There are some prevalent challenges faced while collecting data, let us explore a few of them to understand them better and avoid them.
- Data Quality Issues: The main challenge affecting the widespread use of machine learning is poor data quality. To make technologies like machine learning effective, it is important to focus on ensuring data quality.
- Inconsistent Data: When dealing with different data sources, there can be variations in the same information, such as formats, units, or even spellings. These variations can occur during company mergers or relocations. If inconsistent data is not addressed consistently, it can diminish the value of the data over time.
- Data Downtime: Data is vital for the decisions and operations of data-centric businesses. However, there may be brief periods when data is unreliable or unavailable. This unavailability of data can lead to customer complaints and subpar analytical results.
- Ambiguous Data: Even with careful oversight, errors can occur in large databases or data lakes, particularly with rapidly streaming data. These errors can involve unnoticed spelling mistakes, formatting issues, or misleading column headings. Unclear data can pose various challenges for reporting and analytics.
- Duplicate Data: Modern businesses have to manage streaming data, local databases, and cloud data lakes. They may also have application and system silos, leading to significant duplication and overlap. Duplicate contact details, for instance, can greatly impact the customer experience.
- Too Much Data: While the emphasis is on data-driven analytics and its advantages, having too much data can be a data quality issue. There is a risk of getting lost in a large volume of data when searching for information relevant to analytical efforts.
- Inaccurate Data: For heavily regulated sectors like healthcare, data accuracy is essential. Improving data quality for situations like COVID-19 and future pandemics is crucial. Inaccurate information does not provide an accurate representation of the situation and cannot be used to plan the best course of action.
- Hidden Data: Most businesses utilize only a portion of their data, with the remainder sometimes lost in data silos or discarded in data graveyards. Missing opportunities to develop new products, enhance services, and streamline processes are consequences of hidden data.
- Finding Relevant Data: Identifying relevant data is not always straightforward. Various factors need to be considered when trying to find relevant data, such as domain relevance, demographics, and time period. Data that is irrelevant in any of these aspects becomes obsolete and hinders effective analysis.
- Deciding the Data to Collect: Determining what data to collect is a crucial aspect of data collection and should be prioritized. Choices regarding the subjects covered by the data, data sources, and required information depend on the goals or objectives of data usage.
- Dealing With Big Data: Big data involves extremely large and complex data sets, posing challenges in storage, analysis, and deriving results. Traditional data processing tools may not be adequate for handling big data effectively.

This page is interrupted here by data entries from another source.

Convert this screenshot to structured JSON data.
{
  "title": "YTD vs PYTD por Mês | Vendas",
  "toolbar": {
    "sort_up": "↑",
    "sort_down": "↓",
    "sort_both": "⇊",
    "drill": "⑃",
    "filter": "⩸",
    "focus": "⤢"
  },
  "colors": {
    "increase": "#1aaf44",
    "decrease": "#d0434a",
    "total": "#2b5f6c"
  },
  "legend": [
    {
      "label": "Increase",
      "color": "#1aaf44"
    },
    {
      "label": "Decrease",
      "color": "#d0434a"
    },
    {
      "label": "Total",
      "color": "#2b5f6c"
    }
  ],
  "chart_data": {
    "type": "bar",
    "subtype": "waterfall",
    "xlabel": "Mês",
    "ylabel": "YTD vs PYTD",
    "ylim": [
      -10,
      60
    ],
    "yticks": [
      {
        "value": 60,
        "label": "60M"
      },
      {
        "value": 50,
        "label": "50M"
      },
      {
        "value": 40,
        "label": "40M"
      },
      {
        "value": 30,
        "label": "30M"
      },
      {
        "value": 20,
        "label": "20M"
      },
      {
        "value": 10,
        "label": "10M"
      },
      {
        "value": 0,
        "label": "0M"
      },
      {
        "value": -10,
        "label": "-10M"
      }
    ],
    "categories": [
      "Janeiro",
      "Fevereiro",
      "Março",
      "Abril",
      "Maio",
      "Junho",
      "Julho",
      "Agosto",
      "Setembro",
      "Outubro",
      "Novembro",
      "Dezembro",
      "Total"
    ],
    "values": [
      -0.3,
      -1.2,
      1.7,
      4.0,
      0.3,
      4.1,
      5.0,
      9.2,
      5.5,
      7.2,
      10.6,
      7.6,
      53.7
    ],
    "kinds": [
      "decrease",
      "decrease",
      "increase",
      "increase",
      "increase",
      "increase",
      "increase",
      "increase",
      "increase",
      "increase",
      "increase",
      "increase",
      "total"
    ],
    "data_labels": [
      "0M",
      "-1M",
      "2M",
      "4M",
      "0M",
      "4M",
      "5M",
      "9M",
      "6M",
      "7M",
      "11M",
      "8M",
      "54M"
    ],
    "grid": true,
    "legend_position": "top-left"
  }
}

- Low Response and Other Research Issues: Poor design and low response rates are identified as challenges in data collection, particularly in health surveys using questionnaires. Establishing an incentivized data collection program can help improve response rates.
In conclusion, collecting high-quality data is essential for accurate analysis and decision-making. Ensure data consistency, accuracy, and reliability by choosing appropriate methods and regularly cleaning the data to remove errors and duplicates. Properly training data collectors helps maintain high standards, and using advanced tools can efficiently manage large data sets. Effective data management makes information easily accessible and valuable, enhancing its overall usability.